Accessibility Scan Detection Rate

The accessibility scan detection rate is approximately 25%, consistent across browser, API, and open-source scanners. The remaining 75% requires human evaluation.

Accessibility scans detect approximately 25% of accessibility issues. The remaining 75% requires human evaluation by an accessibility professional. This accessibility scan detection rate has remained consistent across scan categories, including browser-based scanners, API-based scanners, and open source command-line tools.

Accessibility Scan Detection Rate Overview
Key Point What It Means
Detection Rate Scans flag approximately 25% of accessibility issues on a given page or application
What Scans Evaluate HTML structure, CSS properties, and ARIA attributes that can be checked programmatically
What Scans Miss Keyboard operability, screen reader behavior, logical reading order, and context-dependent content
Implication for Conformance A clean scan result does not indicate Web Content Accessibility Guidelines (WCAG) conformance

What the 25% Includes

Scans work by loading a web page and running automated checks against WCAG success criteria. They evaluate the underlying code: HTML elements, CSS values, and ARIA roles and properties.

The types of issues scans reliably identify include missing alternative text attributes, incorrect heading hierarchy, missing form labels, duplicate element IDs, and language attribute omissions. These are issues where the presence or absence of a specific code pattern gives a clear pass or fail result.

Why 75% Requires Human Evaluation

Most WCAG success criteria depend on context, intent, or user experience rather than the presence of a single code attribute. A scan can confirm that an image has an alt attribute, but it cannot determine whether the text in that attribute accurately describes the image content.

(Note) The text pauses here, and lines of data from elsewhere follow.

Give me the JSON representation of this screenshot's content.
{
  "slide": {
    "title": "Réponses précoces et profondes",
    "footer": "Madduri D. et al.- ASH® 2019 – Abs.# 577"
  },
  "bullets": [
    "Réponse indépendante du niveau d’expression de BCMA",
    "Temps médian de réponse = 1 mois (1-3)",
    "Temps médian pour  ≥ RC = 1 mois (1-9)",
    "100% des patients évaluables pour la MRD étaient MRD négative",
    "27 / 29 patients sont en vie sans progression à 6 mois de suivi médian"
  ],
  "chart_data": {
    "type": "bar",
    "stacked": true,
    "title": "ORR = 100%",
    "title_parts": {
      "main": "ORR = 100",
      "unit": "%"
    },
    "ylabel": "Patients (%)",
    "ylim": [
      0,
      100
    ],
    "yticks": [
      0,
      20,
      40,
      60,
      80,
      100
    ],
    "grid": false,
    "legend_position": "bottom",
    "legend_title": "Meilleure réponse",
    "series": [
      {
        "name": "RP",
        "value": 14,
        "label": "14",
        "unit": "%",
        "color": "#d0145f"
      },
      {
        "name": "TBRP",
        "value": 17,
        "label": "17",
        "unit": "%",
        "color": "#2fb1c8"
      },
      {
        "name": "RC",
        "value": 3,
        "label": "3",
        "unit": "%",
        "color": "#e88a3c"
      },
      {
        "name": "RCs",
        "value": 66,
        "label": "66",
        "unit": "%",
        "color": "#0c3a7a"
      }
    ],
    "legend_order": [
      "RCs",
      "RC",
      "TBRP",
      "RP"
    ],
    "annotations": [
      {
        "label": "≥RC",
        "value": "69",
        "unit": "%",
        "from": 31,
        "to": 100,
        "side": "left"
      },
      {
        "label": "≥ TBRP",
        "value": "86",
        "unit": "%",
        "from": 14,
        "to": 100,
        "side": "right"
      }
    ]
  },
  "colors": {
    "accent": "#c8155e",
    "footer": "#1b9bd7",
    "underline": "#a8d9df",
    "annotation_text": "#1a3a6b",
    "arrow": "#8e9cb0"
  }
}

Screen reader testing, keyboard testing, and visual inspection are needed to evaluate how content behaves in practice. Whether a modal traps keyboard focus correctly, whether a dynamic content update is announced to assistive technology users, or whether a custom component conveys its state are all determinations that require a trained evaluator.

How the Detection Rate Affects Automated Accessibility Strategy

The 25% detection rate means scans are one component of an accessibility evaluation strategy, not a substitute for one. Organizations that rely on scans alone operate with visibility into roughly a quarter of potential issues on their site.

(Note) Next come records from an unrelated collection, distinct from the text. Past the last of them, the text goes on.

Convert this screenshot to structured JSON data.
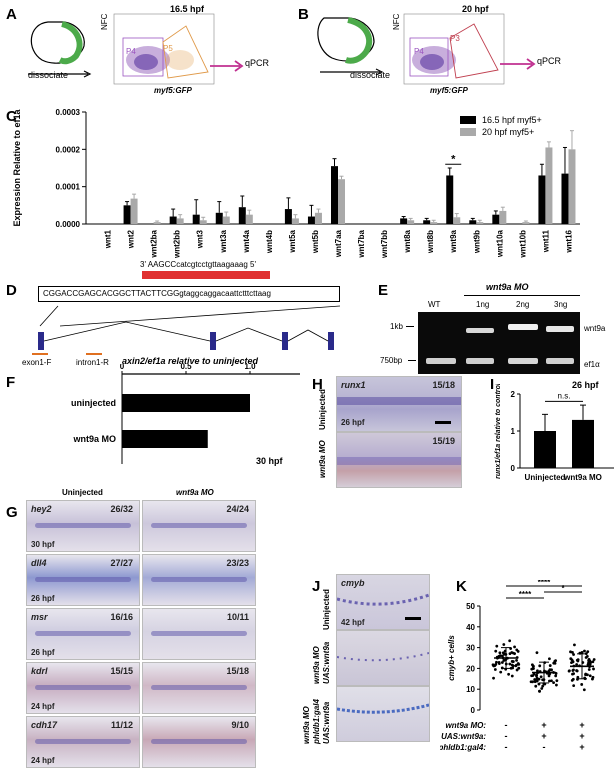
{
  "panels": {
    "A": {
      "letter": "A",
      "stage": "16.5 hpf",
      "step": "dissociate",
      "assay": "qPCR",
      "x_axis": "myf5:GFP",
      "y_axis": "NFC",
      "gate_left": "P4",
      "gate_right": "P5"
    },
    "B": {
      "letter": "B",
      "stage": "20 hpf",
      "step": "dissociate",
      "assay": "qPCR",
      "x_axis": "myf5:GFP",
      "y_axis": "NFC",
      "gate_left": "P4",
      "gate_right": "P3"
    },
    "C": {
      "letter": "C",
      "ylabel": "Expression Relative to ef1a",
      "legend": [
        "16.5 hpf myf5+",
        "20 hpf myf5+"
      ],
      "significance": "*"
    },
    "D": {
      "letter": "D",
      "mo_seq": "3' AAGCCcatcgtcctgttaagaaag 5'",
      "genomic_seq": "CGGACCGAGCACGGCTTACTTCGGgtaggcaggacaattctttcttaag",
      "primer_f": "exon1-F",
      "primer_r": "intron1-R"
    },
    "E": {
      "letter": "E",
      "title": "wnt9a MO",
      "lanes": [
        "WT",
        "1ng",
        "2ng",
        "3ng"
      ],
      "markers": [
        "1kb",
        "750bp"
      ],
      "bands": [
        "wnt9a",
        "ef1α"
      ]
    },
    "F": {
      "letter": "F",
      "title": "axin2/ef1a relative to uninjected",
      "ticks": [
        "0",
        "0.5",
        "1.0",
        "1.5"
      ],
      "rows": [
        "uninjected",
        "wnt9a MO"
      ],
      "stage": "30 hpf"
    },
    "G": {
      "letter": "G",
      "col1": "Uninjected",
      "col2": "wnt9a MO",
      "rows": [
        {
          "gene": "hey2",
          "stage": "30 hpf",
          "c1": "26/32",
          "c2": "24/24"
        },
        {
          "gene": "dll4",
          "stage": "26 hpf",
          "c1": "27/27",
          "c2": "23/23"
        },
        {
          "gene": "msr",
          "stage": "26 hpf",
          "c1": "16/16",
          "c2": "10/11"
        },
        {
          "gene": "kdrl",
          "stage": "24 hpf",
          "c1": "15/15",
          "c2": "15/18"
        },
        {
          "gene": "cdh17",
          "stage": "24 hpf",
          "c1": "11/12",
          "c2": "9/10"
        }
      ]
    },
    "H": {
      "letter": "H",
      "gene": "runx1",
      "row1": "Uninjected",
      "row2": "wnt9a MO",
      "c1": "15/18",
      "c2": "15/19",
      "stage": "26 hpf"
    },
    "I": {
      "letter": "I",
      "stage": "26 hpf",
      "ylabel": "runx1/ef1a relative to control",
      "categories": [
        "Uninjected",
        "wnt9a MO"
      ],
      "sig": "n.s.",
      "yticks": [
        "0",
        "1",
        "2"
      ]
    },
    "J": {
      "letter": "J",
      "gene": "cmyb",
      "stage": "42 hpf",
      "row1": "Uninjected",
      "row2a": "wnt9a MO",
      "row2b": "UAS:wnt9a",
      "row3a": "wnt9a MO",
      "row3b": "phldb1:gal4",
      "row3c": "UAS:wnt9a"
    },
    "K": {
      "letter": "K",
      "ylabel": "cmyb+ cells",
      "yticks": [
        "0",
        "10",
        "20",
        "30",
        "40",
        "50"
      ],
      "stars": [
        "****",
        "****",
        "*"
      ],
      "row_labels": [
        "wnt9a MO:",
        "UAS:wnt9a:",
        "phldb1:gal4:"
      ],
      "matrix": [
        [
          "-",
          "+",
          "+"
        ],
        [
          "-",
          "+",
          "+"
        ],
        [
          "-",
          "-",
          "+"
        ]
      ]
    }
  },
  "chart_data": [
    {
      "type": "bar",
      "title": "",
      "ylabel": "Expression Relative to ef1a",
      "ylim": [
        0,
        0.0003
      ],
      "categories": [
        "wnt1",
        "wnt2",
        "wnt2ba",
        "wnt2bb",
        "wnt3",
        "wnt3a",
        "wnt4a",
        "wnt4b",
        "wnt5a",
        "wnt5b",
        "wnt7aa",
        "wnt7ba",
        "wnt7bb",
        "wnt8a",
        "wnt8b",
        "wnt9a",
        "wnt9b",
        "wnt10a",
        "wnt10b",
        "wnt11",
        "wnt16"
      ],
      "series": [
        {
          "name": "16.5 hpf myf5+",
          "values": [
            0,
            5e-05,
            0,
            2e-05,
            2.5e-05,
            3e-05,
            4.5e-05,
            0,
            4e-05,
            2e-05,
            0.000155,
            0,
            0,
            1.5e-05,
            1e-05,
            0.00013,
            1e-05,
            2.5e-05,
            0,
            0.00013,
            0.000135
          ]
        },
        {
          "name": "20 hpf myf5+",
          "values": [
            0,
            6.8e-05,
            5e-06,
            1.5e-05,
            1e-05,
            2e-05,
            2.5e-05,
            0,
            1.5e-05,
            3e-05,
            0.00012,
            0,
            0,
            1e-05,
            5e-06,
            1.8e-05,
            5e-06,
            3.5e-05,
            5e-06,
            0.000205,
            0.0002
          ]
        }
      ],
      "errors": [
        [
          0,
          1e-05,
          0,
          2e-05,
          4e-05,
          3e-05,
          3e-05,
          0,
          3e-05,
          3e-05,
          2e-05,
          0,
          0,
          5e-06,
          5e-06,
          2e-05,
          5e-06,
          1e-05,
          0,
          3e-05,
          7e-05
        ],
        [
          0,
          1.2e-05,
          3e-06,
          1e-05,
          8e-06,
          1.2e-05,
          1.2e-05,
          0,
          1e-05,
          1e-05,
          8e-06,
          0,
          0,
          5e-06,
          5e-06,
          1e-05,
          5e-06,
          1e-05,
          3e-06,
          1.5e-05,
          5e-05
        ]
      ]
    },
    {
      "type": "bar",
      "title": "axin2/ef1a relative to uninjected",
      "categories": [
        "uninjected",
        "wnt9a MO"
      ],
      "values": [
        1.0,
        0.67
      ],
      "xlim": [
        0,
        1.5
      ],
      "orientation": "horizontal"
    },
    {
      "type": "bar",
      "title": "26 hpf",
      "ylabel": "runx1/ef1a relative to control",
      "categories": [
        "Uninjected",
        "wnt9a MO"
      ],
      "values": [
        1.0,
        1.3
      ],
      "errors": [
        0.45,
        0.4
      ],
      "ylim": [
        0,
        2
      ]
    },
    {
      "type": "scatter",
      "ylabel": "cmyb+ cells",
      "ylim": [
        0,
        50
      ],
      "groups": [
        "control",
        "wnt9a MO + UAS:wnt9a",
        "wnt9a MO + phldb1:gal4 + UAS:wnt9a"
      ],
      "means": [
        25,
        18,
        21
      ],
      "sd": [
        5,
        5,
        6
      ]
    }
  ]
}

Scans are most effective as a first pass before a full audit and as ongoing monitoring between audits. Scheduled scans, conducted daily, weekly, or monthly, catch regressions in the issues they can detect. New code deployments that break heading structure or remove form labels surface quickly through recurring scans.

A Clean Scan Does Not Mean Conformance

A scan that returns zero issues means the page passed automated checks, which cover approximately 25% of WCAG criteria. The remaining 75% is unexamined. Presenting a clean scan as evidence of WCAG conformance misrepresents the scope of the evaluation.

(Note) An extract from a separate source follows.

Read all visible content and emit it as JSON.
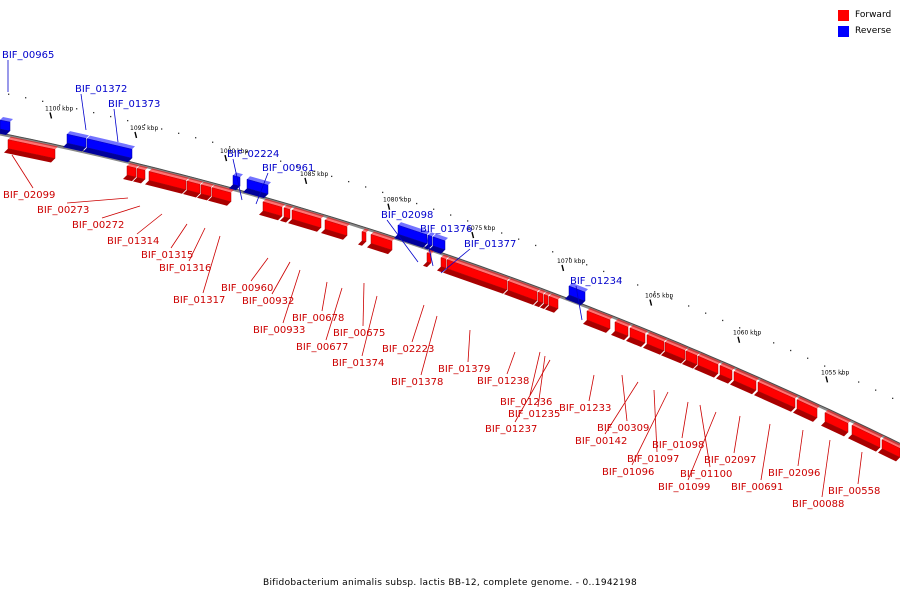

An audit conducted by an accessibility professional evaluates against the full set of applicable WCAG success criteria at a specified conformance level, typically 2.1 AA or 2.2 AA. That evaluation identifies issues across the complete range of criteria, including the 75% that scans cannot reach.

The accessibility scan detection rate of 25% is a useful benchmark for understanding where automated tools fit within a broader conformance program and where human expertise becomes necessary.